🔍 Executive Summary
- Intel and Saimemory, a subsidiary of SoftBank, are collaborating on a new high-bandwidth memory alternative called HB3DM. Utilizing Z-Angle Memory (ZAM) technology, the project aims to leapfrog current HBM standards by offering superior bandwidth and capacity for AI hardware, with a major technical presentation set for the VLSI 2026 symposium.
Strategic Deep-Dive
In a strategic maneuver to disrupt the current AI memory landscape, Intel and SoftBank subsidiary Saimemory have announced the development of HB3DM—a high-bandwidth 3D memory architecture designed to surpass the inherent limitations of existing HBM (High Bandwidth Memory) standards. As AI training and inference demand increasingly data-intensive workloads, the Intel-Saimemory partnership focuses on delivering a solution that provides both higher bandwidth and significantly larger capacity than today’s HBM3e or the upcoming HBM4 protocols. The core of this breakthrough is the Z-Angle Memory (ZAM) technology, which reimagines the physical interconnection and stacking methodology of memory cells to achieve unprecedented density and throughput.

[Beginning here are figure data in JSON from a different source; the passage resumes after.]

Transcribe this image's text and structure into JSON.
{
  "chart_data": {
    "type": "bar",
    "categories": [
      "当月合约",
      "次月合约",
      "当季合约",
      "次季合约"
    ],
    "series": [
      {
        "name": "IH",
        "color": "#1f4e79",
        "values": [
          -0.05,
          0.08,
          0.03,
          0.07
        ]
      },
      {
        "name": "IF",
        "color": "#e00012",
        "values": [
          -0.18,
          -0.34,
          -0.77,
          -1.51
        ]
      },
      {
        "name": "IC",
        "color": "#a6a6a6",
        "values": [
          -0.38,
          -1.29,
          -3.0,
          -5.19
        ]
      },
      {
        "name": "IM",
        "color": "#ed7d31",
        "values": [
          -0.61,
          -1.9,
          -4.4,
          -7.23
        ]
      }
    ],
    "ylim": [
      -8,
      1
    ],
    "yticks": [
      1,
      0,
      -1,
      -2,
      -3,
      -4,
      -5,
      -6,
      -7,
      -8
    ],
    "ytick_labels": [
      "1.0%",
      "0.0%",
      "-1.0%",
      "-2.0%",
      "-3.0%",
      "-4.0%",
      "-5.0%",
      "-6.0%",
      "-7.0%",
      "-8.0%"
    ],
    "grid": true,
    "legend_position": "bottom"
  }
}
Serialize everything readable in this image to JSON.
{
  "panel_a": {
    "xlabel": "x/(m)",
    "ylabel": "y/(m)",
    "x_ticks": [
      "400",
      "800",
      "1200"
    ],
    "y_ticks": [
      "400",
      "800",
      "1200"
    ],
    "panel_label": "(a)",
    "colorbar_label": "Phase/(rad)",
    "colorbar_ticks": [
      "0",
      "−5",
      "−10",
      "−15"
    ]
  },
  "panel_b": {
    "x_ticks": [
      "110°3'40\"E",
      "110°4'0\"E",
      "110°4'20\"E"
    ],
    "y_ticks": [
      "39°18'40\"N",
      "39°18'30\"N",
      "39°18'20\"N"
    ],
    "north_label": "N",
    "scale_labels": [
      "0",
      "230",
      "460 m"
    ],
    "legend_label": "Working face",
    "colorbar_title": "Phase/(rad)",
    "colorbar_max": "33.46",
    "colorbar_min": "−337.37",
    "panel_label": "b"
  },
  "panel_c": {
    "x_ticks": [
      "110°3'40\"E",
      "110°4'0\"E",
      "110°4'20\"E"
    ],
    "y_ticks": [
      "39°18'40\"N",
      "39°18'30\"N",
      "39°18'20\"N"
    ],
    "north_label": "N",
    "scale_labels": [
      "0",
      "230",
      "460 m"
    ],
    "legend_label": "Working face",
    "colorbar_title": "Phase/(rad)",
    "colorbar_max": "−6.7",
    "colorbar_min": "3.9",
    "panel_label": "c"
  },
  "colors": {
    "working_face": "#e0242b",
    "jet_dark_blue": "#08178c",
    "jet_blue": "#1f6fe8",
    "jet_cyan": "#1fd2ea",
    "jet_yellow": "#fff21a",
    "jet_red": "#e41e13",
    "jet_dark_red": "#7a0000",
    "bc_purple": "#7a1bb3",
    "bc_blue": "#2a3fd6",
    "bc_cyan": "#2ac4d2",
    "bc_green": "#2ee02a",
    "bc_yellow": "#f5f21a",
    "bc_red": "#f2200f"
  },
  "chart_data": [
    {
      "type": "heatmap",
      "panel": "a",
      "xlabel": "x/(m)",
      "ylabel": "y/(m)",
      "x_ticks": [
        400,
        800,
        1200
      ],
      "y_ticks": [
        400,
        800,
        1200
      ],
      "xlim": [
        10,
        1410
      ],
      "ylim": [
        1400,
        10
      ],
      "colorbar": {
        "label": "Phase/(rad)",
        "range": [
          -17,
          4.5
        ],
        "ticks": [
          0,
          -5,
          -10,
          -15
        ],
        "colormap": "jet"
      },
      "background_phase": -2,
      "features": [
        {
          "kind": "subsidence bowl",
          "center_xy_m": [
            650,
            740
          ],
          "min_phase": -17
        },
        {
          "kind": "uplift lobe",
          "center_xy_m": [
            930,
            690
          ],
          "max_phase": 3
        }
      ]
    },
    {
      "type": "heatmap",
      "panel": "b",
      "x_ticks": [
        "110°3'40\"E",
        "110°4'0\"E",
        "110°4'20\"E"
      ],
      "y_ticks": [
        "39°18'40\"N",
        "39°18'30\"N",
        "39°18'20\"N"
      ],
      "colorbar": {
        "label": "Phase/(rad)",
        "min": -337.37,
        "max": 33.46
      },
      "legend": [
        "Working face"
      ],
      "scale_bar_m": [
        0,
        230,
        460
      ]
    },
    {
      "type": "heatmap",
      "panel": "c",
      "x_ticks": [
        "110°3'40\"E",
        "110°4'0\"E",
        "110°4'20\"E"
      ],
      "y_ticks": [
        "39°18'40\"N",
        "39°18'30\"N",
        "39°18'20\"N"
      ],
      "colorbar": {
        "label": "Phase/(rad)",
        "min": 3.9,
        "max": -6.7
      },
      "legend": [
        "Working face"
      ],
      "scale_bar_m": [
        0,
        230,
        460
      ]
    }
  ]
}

The development of HB3DM represents a critical pillar of Intel’s broader strategy to integrate advanced, proprietary memory solutions directly with its high-performance AI accelerators like the Gaudi series or future Falcon Shores chips. By leveraging Saimemory’s innovative ZAM architecture, Intel aims to mitigate the ‘memory wall’ that currently restricts the performance of trillion-parameter large language models. The industry is closely watching the upcoming VLSI 2026 Symposium in Honolulu, Hawaii, where Saimemory is scheduled to present a comprehensive technical paper detailing the HB3DM technology.
This presentation is expected to provide critical benchmarks on data transfer speeds, thermal management advantages, and power efficiency metrics that could set a new high-water mark for the semiconductor industry.
From a competitive standpoint, HB3DM is being positioned by analysts as a potential ‘HBM killer,’ signaling Intel’s intent to reduce its reliance on external vendors like SK Hynix or Samsung and create a vertically integrated advantage. For SoftBank, this venture serves as another high-stakes strategic placement in the AI hardware ecosystem through its subsidiary, Saimemory, aligning with Masayoshi Son’s vision of a ubiquitous AI future. If HB3DM can deliver the promised gains in density and latency, it may force a significant realignment in the semiconductor supply chain.
Traditional HBM manufacturers may find their margins under pressure if Intel—one of the world’s largest IDMs—successfully commercializes an alternative that is natively optimized for 3D stacking environments and hybrid bonding. The implications for the AI accelerator market are profound, as the bottleneck shifts from compute power to memory accessibility, making HB3DM a potential kingmaker in the next era of silicon dominance.